The leasing fee is tax deductible, i.e. it is deducted as an cost. The lease only affects the profit and loss account as the equipment is not recognised as an asset in the balance sheet. Budgeting and planning is easy as the lessee knows in advance the leasing fee for the whole duration of the contract and that the financing is secured throughout the leasing period.
The monthly cost is affected by the residual value of the equipment and the duration. A higher residual value and a long rental period will result in a lower monthly cost – and vice versa. The lease is structured so that the object's residual value corresponds to the market value. In order to avoid a large gap between the residual value and the market value, an increased first leasing fee can be added.
A rental agreement is established whereby the lessor buys the equipment from the supplier and then rents the equipment to the lessee.
In most cases, movable property can be rented. By movable property is meant that it is not part of a property or part of another piece of equipment. Commonly rented items include coffee machines, water dispensers and other office machines such as photocopiers etc.

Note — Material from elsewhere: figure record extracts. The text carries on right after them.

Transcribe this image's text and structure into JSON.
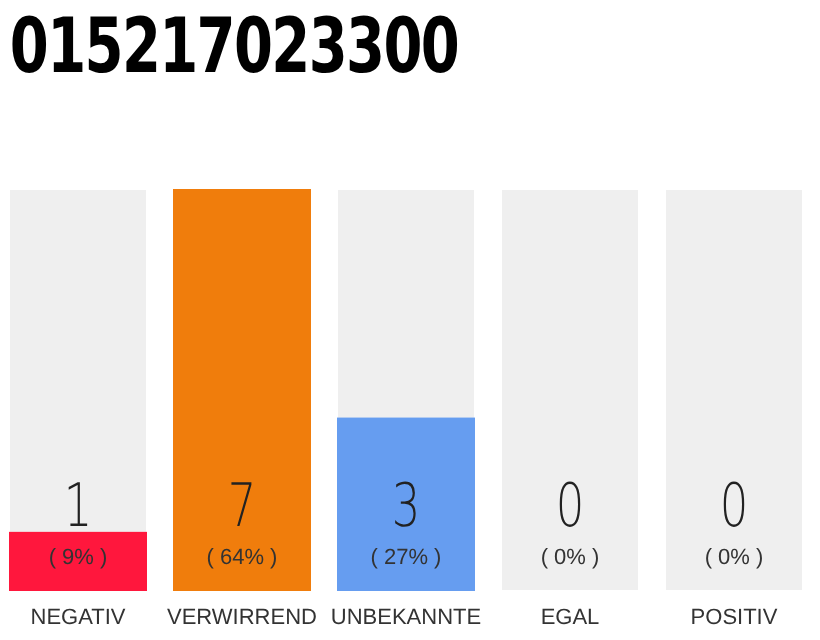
{
  "chart_data": {
    "type": "bar",
    "title": "015217023300",
    "categories": [
      "NEGATIV",
      "VERWIRREND",
      "UNBEKANNTE",
      "EGAL",
      "POSITIV"
    ],
    "values": [
      1,
      7,
      3,
      0,
      0
    ],
    "colors": [
      "#ff173d",
      "#f07d0c",
      "#669df0",
      "#7cc35c",
      "#1e9e3c"
    ],
    "tick_labels": "x",
    "data_labels": true,
    "bands": [
      {
        "axis": "x",
        "from": "NEGATIV",
        "to": "NEGATIV",
        "color": "#efefef"
      },
      {
        "axis": "x",
        "from": "UNBEKANNTE",
        "to": "UNBEKANNTE",
        "color": "#efefef"
      },
      {
        "axis": "x",
        "from": "EGAL",
        "to": "EGAL",
        "color": "#efefef"
      },
      {
        "axis": "x",
        "from": "POSITIV",
        "to": "POSITIV",
        "color": "#efefef"
      }
    ],
    "annotations": [
      "( 9% )",
      "( 64% )",
      "( 27% )",
      "( 0% )",
      "( 0% )"
    ]
  }
}
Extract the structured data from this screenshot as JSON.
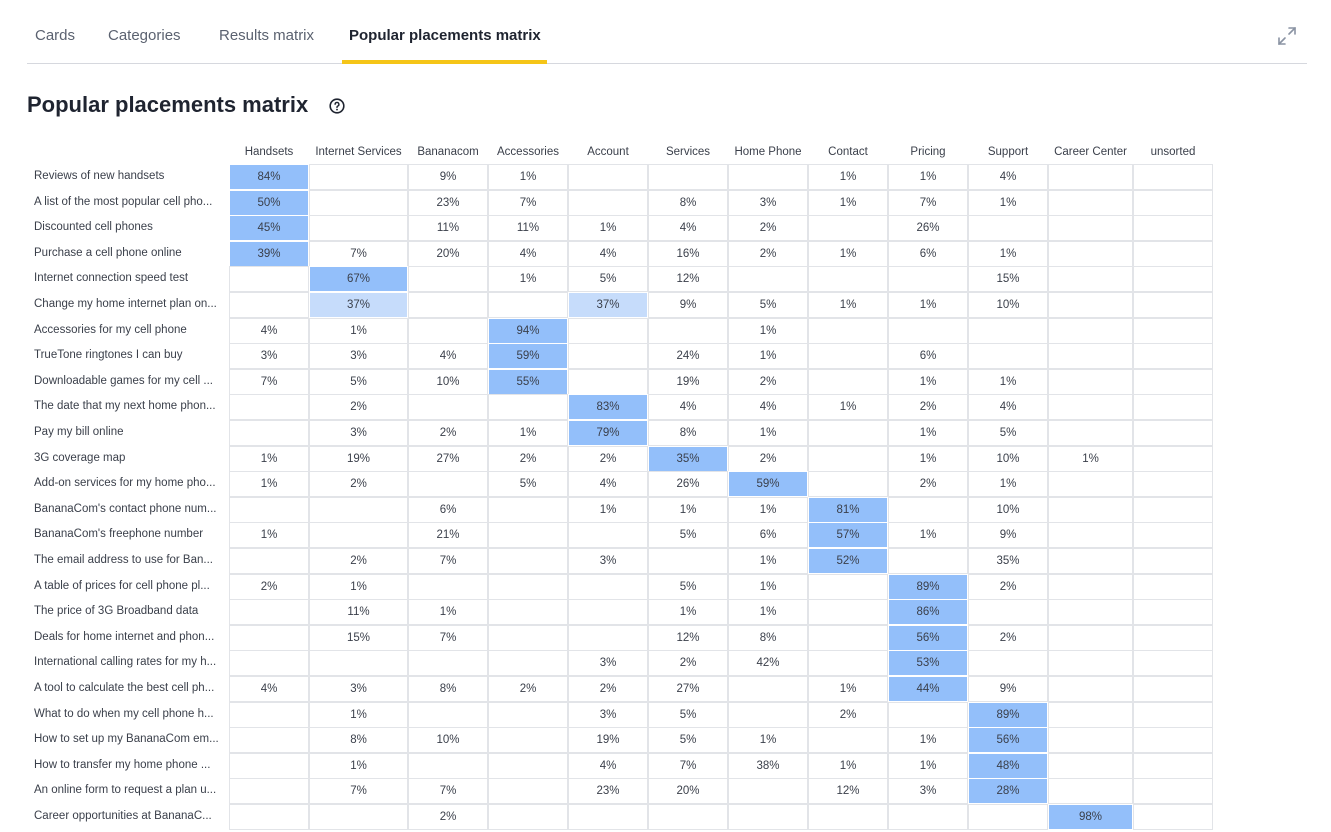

Renting is advantageous when you are interested in the use but not the ownership of a piece of equipment.
Renting is a means of spreading the costs over time and at the same time create a favourable base for new future investments. By renting the company does not tie up its capital, does not use its bank collateral and thus does not unlock its credit facilities.
Rent is tax deductible, i.e. it is deducted as an expense. The rent only affects the profit and loss account as the equipment is not recognised as an asset in the balance sheet. Budgeting and cash flow planning is easy as the lessee knows in advance the rent for the whole contract period and the financing is secured throughout the rental period.